Coffee almond milk (1 piece)
Lunch
100 mg/dL
avg. peak value
Usually has a stable response
Avg. Food Score on Ultrahuman App
Ultrahuman Users got a STABLE response
How to consume Coffee almond milk without glucose spikes
Consume with Protein
Pair your coffee almond milk with a source of protein such as a handful of nuts or a hard-boiled egg to help stabilize your blood sugar levels.
Add Fiber
Include a source of fiber like chia seeds or ground flaxseeds in your coffee almond milk to slow down the absorption of sugar.

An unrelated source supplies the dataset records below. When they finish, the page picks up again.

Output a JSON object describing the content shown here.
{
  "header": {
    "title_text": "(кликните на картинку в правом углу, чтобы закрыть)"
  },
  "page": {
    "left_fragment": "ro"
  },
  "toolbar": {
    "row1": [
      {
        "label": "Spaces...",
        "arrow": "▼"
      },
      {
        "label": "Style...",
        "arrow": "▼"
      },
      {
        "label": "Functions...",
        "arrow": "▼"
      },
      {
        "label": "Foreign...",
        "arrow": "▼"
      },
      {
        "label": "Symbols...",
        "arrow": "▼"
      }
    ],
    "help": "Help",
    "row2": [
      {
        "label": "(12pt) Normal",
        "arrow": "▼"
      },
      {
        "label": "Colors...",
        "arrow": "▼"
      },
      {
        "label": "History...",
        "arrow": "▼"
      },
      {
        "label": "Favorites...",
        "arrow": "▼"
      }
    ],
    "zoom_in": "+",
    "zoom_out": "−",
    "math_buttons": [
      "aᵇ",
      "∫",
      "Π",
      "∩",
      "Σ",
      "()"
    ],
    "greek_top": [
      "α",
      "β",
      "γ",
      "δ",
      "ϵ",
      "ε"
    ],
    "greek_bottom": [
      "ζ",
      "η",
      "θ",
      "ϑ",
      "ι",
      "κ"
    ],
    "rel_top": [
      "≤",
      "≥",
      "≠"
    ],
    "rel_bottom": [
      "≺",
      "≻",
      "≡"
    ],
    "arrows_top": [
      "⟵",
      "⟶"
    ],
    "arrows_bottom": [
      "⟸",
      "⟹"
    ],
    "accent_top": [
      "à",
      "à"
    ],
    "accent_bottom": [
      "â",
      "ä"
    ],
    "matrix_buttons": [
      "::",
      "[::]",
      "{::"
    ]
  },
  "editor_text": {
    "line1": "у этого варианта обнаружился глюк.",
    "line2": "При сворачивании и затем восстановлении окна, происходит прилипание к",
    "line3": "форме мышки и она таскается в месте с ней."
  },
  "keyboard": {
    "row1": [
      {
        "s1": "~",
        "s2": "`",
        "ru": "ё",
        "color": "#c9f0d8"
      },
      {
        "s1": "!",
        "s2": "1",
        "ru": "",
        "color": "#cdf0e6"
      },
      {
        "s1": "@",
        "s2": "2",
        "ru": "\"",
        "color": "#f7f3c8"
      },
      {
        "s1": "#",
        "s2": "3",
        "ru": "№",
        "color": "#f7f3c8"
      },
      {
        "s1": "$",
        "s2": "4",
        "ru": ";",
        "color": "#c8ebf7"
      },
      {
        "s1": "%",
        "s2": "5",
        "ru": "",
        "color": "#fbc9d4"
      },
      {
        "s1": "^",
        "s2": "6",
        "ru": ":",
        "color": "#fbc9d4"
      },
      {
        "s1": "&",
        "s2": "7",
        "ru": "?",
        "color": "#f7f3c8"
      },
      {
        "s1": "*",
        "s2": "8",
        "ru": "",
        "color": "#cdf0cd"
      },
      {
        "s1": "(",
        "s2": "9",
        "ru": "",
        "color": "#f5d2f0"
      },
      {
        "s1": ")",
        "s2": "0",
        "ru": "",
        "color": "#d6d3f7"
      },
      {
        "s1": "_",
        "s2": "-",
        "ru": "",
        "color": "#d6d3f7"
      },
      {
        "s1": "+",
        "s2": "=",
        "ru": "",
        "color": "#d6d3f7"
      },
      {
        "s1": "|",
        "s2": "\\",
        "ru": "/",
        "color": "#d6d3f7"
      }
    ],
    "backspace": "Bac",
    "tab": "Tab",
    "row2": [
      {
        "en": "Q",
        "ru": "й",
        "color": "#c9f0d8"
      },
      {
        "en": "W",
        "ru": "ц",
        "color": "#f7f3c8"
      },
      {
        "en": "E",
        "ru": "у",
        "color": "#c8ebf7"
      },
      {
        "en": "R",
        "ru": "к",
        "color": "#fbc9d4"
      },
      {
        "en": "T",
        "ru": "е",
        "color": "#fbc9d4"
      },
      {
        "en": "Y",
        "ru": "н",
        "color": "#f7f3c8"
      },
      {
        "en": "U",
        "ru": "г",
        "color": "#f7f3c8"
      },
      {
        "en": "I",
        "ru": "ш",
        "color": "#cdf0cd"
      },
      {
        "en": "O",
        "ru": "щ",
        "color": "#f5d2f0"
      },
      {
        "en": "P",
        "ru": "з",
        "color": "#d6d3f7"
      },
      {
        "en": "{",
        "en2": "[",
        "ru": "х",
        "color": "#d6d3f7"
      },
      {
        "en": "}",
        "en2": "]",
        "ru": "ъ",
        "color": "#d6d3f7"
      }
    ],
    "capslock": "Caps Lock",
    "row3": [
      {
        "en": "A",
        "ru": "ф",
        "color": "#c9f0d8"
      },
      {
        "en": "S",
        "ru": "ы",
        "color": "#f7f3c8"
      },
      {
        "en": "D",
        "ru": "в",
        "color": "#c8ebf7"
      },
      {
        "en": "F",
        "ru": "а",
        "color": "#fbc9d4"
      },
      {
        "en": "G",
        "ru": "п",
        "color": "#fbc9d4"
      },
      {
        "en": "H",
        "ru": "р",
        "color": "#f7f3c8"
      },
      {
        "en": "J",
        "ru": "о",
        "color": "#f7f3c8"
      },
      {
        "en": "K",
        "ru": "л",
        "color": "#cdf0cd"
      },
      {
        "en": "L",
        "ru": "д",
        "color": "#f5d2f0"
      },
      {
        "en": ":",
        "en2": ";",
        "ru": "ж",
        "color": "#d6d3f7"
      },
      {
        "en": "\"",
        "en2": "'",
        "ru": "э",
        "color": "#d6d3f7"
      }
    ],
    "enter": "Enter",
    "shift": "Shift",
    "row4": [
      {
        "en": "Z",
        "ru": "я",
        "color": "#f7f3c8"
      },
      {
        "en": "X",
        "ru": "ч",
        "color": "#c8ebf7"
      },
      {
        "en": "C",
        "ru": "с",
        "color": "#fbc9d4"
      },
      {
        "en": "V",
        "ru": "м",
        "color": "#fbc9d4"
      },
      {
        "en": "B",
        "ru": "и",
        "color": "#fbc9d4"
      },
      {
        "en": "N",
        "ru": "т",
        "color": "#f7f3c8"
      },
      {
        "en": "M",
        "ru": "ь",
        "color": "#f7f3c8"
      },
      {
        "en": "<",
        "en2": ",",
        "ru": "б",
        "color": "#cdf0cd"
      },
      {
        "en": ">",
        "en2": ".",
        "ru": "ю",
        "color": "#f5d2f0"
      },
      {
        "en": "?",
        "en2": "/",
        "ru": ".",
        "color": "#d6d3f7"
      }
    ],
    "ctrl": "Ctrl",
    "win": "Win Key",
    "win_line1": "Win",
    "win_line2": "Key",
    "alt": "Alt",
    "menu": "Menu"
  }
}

Opt for Unsweetened Almond Milk
Choose unsweetened almond milk to reduce the amount of sugar and carbohydrates contributing to glucose spikes.
Include Healthy Fats
Add a small amount of healthy fats, such as coconut oil or a bit of nut butter, to your coffee almond milk to promote a more stable glucose response.
Drink Plenty of Water
Stay hydrated by drinking water alongside your coffee almond milk to support overall metabolic processes and help regulate blood sugar.
Incorporate Cinnamon
Sprinkle a dash of cinnamon into your coffee almond milk, as it may help improve insulin sensitivity and reduce blood sugar spikes.
Have a Small Portion
Reduce the serving size of your coffee almond milk to minimize the impact on your blood sugar levels.
Eat a Balanced Meal Beforehand
Consume a balanced meal that includes protein, fiber, and healthy fats prior to having your coffee almond milk to buffer the glucose response.
Take a Walk Post-Consumption
Engage in light physical activity, such as a walk, after consuming your coffee almond milk to help utilize the glucose more effectively.
Monitor Your Response
Keep track of how your body responds to coffee almond milk and adjust your consumption or accompanying foods accordingly.